HAZARD, Ky. (WYMT) - With coal revenues still low in the Commonwealth, state lawmakers are predicting a major deficit in coal severance dollars. A meeting was held today in Hazard to discuss options for coal-producing counties.
Senator Brandon Smith and Representative Fitz Steele say coal severance receipts are $88 million short of projections.
"Obviously these things are tremendously short," said Smith. "A lot of that stuff's because the numbers that we were given originally aren't true, and a lot of that's because the coal companies have shut down. There's less coal on the market so the sales are down."
According to Smith, coal-producing counties are looking at cutbacks of 60 percent or more for coal severance projects.
"We do obviously want the larger share to come back to this region, and right now we feel like that is being taken, that we have the smallest piece of the pie and they're going to take all of the shortfalls out of that. That's just unacceptable," the senator said.
With the news of such a massive deficit in coal severance funding, county judge-executives we talked to say they're planning for the worst, and expect hard times to come.
"We have been told that for the past few years, couple of years that lean times were coming," said Floyd County Judge-Executive R.D. "Doc" Marshall.
"I'm concerned about everyone.

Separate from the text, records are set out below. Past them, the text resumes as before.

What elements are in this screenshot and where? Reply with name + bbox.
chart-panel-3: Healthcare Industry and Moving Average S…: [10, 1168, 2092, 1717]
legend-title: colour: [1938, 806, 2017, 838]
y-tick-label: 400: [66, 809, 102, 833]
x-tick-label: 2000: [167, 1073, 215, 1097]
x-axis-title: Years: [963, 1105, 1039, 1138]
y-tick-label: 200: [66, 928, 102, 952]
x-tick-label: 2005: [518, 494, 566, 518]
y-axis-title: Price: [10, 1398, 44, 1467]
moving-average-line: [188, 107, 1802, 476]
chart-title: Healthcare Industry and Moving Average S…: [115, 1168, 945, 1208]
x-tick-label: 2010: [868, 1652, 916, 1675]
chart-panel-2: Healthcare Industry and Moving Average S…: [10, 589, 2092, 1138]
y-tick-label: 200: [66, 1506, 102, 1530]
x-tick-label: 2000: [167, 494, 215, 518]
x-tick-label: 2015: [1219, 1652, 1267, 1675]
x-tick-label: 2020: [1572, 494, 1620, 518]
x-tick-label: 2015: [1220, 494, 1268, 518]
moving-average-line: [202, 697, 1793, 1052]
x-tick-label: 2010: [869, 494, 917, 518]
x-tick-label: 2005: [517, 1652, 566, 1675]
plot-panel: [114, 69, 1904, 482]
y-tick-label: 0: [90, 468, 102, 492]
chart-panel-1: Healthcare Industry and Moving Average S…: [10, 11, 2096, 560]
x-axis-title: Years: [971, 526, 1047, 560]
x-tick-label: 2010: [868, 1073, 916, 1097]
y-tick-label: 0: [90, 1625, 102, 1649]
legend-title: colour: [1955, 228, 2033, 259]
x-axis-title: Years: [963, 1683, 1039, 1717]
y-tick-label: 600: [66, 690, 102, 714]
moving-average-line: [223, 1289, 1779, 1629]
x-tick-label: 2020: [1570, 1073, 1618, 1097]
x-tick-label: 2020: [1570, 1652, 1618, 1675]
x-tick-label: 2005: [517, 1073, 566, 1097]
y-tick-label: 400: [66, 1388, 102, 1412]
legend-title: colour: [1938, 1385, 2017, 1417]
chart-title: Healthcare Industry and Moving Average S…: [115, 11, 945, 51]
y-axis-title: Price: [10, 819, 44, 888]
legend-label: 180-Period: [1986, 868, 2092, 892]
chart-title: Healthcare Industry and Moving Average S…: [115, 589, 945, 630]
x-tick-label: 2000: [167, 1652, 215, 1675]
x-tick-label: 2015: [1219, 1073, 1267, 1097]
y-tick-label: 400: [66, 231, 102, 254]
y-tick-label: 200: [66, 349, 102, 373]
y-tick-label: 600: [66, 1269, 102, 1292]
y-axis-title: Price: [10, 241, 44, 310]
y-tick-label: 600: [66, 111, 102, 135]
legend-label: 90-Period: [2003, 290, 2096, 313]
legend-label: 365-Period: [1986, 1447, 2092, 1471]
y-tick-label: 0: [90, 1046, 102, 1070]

It's going to hit us hard," said Perry County Judge-Executive Denny Ray Noble. "Like I said, Perry County, we're in good shape, but still with this loss of funds it's going to cut projects."
Smith says he plans to campaign for assistance for coal counties when the General Assembly convenes in January.
We tried to check Senator Smith's figures with the state budget director's office, but they could not be reached for comment.